Thursday, October 30, 2008

4ish days and counting....

Please read this article:
http://www.sojo.net/blog/godspolitics/?p=3293

Let me just say once more that I am pro-life, and generally a social conservative. So this has been a very difficult election for me. I have wrestled with this. A lot. We have tough moral decisions to make. I do not believe that everything is relative. I do believe in good and evil and that spiritual forces are at work all around us. I have limited understanding. We don't live in a black and white world. Often, issues are gray, for various reasons (read the post below). I think I have decided that voting for Obama would serve the greatest number of people, realistically. If I could specifically vote to overturn Roe v. Wade, I would, but that is a question for the Supreme Court IF a case ever goes to trial and IF the justices overturn it. But health care, peacemaking, combating racism and sexism, and helping not just the upper and middle classes but the poor (no matter what your opinion of how they got there) can happen RIGHT NOW. It's not ok for so many of our most important systems to be this broken.

This is a good article too: http://www.ryanbolger.com/?p=170

In case you didn't read the first article, here's a good passage from it:

"It is not easy to make an imperfect decision. It just doesn’t feel right to say to the state, “Please kill less”… as it still holds an imperative “Please kill.” However, ideals can keep us from working for “better.” We make imperfect decisions all the time. For instance, you may try to avoid the large corporate Home Depot and shop at the local hardware store but then find out that the hardware store owner beats his wife, thus further complicating things. We always need to make informed decisions, though we may not endorse things that are imperfect manifestations of kingdom values.

One way for people of so-called “privilege” to act in solidarity with the poor and marginalized is to ask folks in poverty who we should vote for. Another experiment for white folks in this election might be asking people of color who have suffered so much historically whether we should vote or who we should vote for — and to honor their struggle by submitting our voices with theirs.

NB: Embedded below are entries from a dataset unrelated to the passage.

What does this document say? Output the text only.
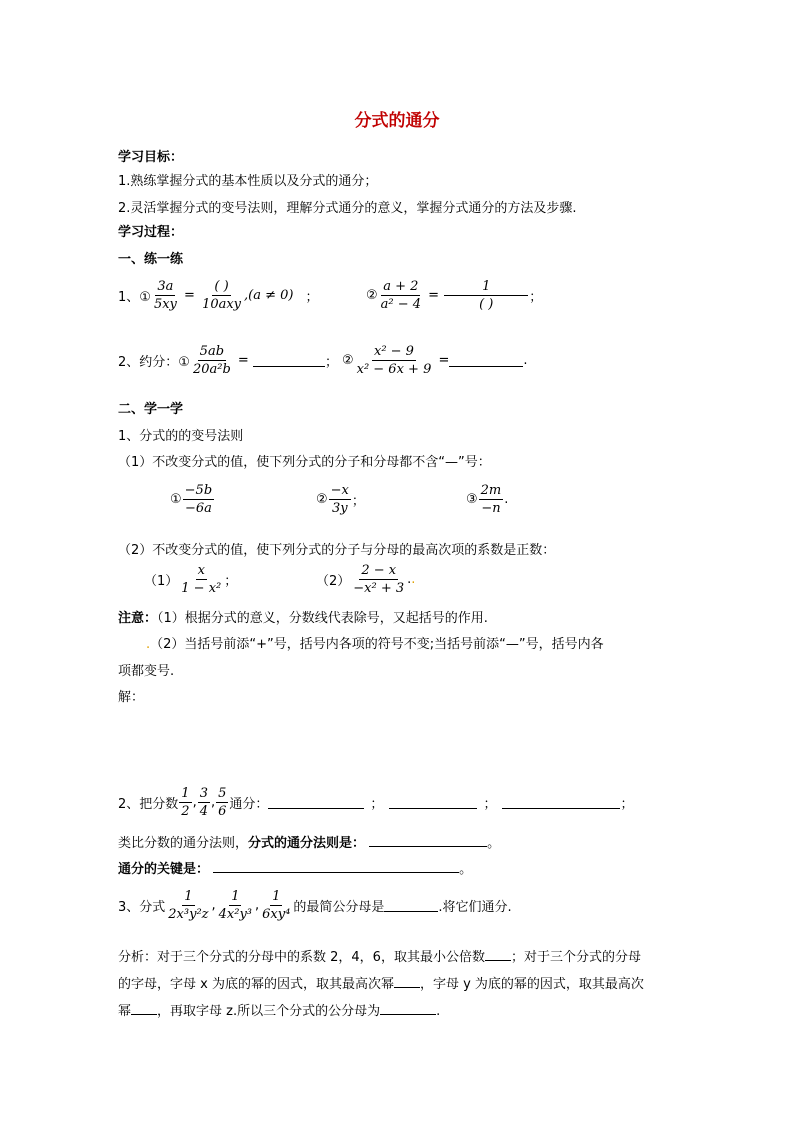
分式的通分
学习目标：
1.熟练掌握分式的基本性质以及分式的通分；
2.灵活掌握分式的变号法则，理解分式通分的意义，掌握分式通分的方法及步骤.
学习过程：
一、练一练
1、① $\frac{3a}{5xy} = \frac{( )}{\text{10axy}} ,(a \ne 0)$ ；	② $\frac{a + 2}{\text{a² − 4}} = \frac{1}{( )}$ ；
2、约分：① $\frac{5ab}{\text{20a²b}}$ =	； ② $\frac{\text{x² − 9}}{\text{x² − 6x + 9}}$ =	.
二、学一学
1、分式的的变号法则
（1）不改变分式的值，使下列分式的分子和分母都不含“—”号：
① $\frac{-5b}{-6a}$	② $\frac{-x}{3y}$ ；	③ $\frac{2m}{-n}$ .
（2）不改变分式的值，使下列分式的分子与分母的最高次项的系数是正数：
$(1) \frac{x}{\text{1 − x²}}$ ；	$(2) \frac{2 - x}{\text{−x² + 3}}$ . .
注意：（1）根据分式的意义，分数线代表除号，又起括号的作用.
.（2）当括号前添“+”号，括号内各项的符号不变;当括号前添“—”号，括号内各
项都变号.
解：
2、把分数 $\frac{1}{2}$ , $\frac{3}{4}$ , $\frac{5}{6}$ 通分：	；	；	；
类比分数的通分法则，分式的通分法则是：	。
通分的关键是：	。
3、分式 $\frac{1}{\text{2x³y²z}}$ , $\frac{1}{\text{4x²y³}}$ , $\frac{1}{\text{6xy⁴}}$ 的最简公分母是	.将它们通分.
分析：对于三个分式的分母中的系数 2，4，6，取其最小公倍数 ；对于三个分式的分母
的字母，字母 x 为底的幂的因式，取其最高次幂 ，字母 y 为底的幂的因式，取其最高次
幂 ，再取字母 z.所以三个分式的公分母为	.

One way to look at voting is that it is damage control -– not so much voting for something as it is voting against something worse. We must do everything we can to reduce the destruction done by the principalities and powers, and voting may be one way to do that. Being an agent of God’s kingdom, transformation means calling out the best that the state can do, and not expecting it to be our savior."

2 comments:

joel said...

dude. i totally agree with the things you have posted so far.

maybe we should get to know each other better.

-the guy who sleeps in your bed.

(am i the only person who thinks the "words" that you have to type in to post are hilarious? they're always letter combinations that almost sound like real words. the one i will type to post this comment is "gronizel". awesome.)

Kelsi said...

dude,

i agree with the guy who sleeps in your bed. you rock!

my word was "rangs" now how can i use that in a sentence teacher?